Standard shingles have three tabs. When the shingles are placed on the roof, they are placed in a staggered manner so that each shingle covers the gap left between two of the shingle panels above. So if you lose a shingle — which is typically just one tab of a three-tab sheet — there is a chance that missing shingle will leave the seam between two other shingles exposed. Water can then travel right down into the gap. It may not leak in immediately because the layer of tar paper under the shingles will stop it somewhat, but it will leak very soon. 

So what if the missing shingle does not directly expose a gap? Well, you won't get a leak quite as soon, but your roof will eventually leak. Water will be able to seep under the exposed, torn edge where the shingle is missing, and then it will start seeping in. Once one shingle is missing, the neighboring ones are likely to tear off, too.

What Can Be Done About a Missing Shingle

Replacing a missing shingle is a little harder than you might assume. You can't just nail a new shingle on top of the gap. Some people do this as a temporary fix, but it can do more harm than good since you're creating more exposed nail holes that water can leak through. You're best off calling a roofer to replace the missing shingle.

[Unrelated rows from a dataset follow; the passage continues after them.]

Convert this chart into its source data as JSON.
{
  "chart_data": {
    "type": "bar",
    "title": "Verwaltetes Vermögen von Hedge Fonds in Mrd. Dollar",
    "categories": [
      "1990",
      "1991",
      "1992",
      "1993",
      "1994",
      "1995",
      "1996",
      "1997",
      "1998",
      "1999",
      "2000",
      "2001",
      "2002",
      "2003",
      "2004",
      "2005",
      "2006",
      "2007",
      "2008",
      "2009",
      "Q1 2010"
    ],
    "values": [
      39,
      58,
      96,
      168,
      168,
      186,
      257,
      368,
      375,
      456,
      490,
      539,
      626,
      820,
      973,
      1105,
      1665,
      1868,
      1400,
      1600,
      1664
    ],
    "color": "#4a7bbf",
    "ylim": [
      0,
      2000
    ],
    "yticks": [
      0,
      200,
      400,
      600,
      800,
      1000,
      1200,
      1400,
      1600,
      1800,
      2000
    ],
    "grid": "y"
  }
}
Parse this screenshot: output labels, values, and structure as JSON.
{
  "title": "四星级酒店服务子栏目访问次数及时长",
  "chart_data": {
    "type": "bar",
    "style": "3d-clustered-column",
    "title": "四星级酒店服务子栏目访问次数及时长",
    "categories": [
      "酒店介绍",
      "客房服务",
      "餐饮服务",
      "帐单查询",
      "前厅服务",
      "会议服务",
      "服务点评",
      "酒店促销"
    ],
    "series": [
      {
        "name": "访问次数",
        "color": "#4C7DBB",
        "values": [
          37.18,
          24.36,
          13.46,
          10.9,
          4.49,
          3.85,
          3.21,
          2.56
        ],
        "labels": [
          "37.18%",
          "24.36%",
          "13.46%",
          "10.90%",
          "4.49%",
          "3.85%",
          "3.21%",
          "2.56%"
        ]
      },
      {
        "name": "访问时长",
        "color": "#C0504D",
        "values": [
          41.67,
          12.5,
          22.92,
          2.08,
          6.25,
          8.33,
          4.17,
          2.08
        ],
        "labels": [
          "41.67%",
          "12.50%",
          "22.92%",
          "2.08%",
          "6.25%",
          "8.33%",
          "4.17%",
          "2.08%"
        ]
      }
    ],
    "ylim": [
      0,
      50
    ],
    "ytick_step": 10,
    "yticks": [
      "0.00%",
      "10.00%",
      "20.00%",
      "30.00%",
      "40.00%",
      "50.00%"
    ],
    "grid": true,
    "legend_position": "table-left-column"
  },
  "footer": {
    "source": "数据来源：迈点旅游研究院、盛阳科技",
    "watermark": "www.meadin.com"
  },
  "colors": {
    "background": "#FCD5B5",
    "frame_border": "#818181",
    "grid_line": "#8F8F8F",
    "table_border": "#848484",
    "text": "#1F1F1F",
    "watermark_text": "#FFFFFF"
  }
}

The roofer will remove the damaged shingle sheet and then loosen the sheet above it. They may have to completely remove the nails from this above shingle sheet in order to do so. Then, they will slip another sheet of shingles underneath the lifted one, and nail everything back into place. A few gobs of roofing cement over any exposed nails will help prevent leaks, going forward.

A single missing shingle might not seem like a big deal, but it will lead to leaks if you don't take care of it. Call a roof repair contractor sooner rather than later.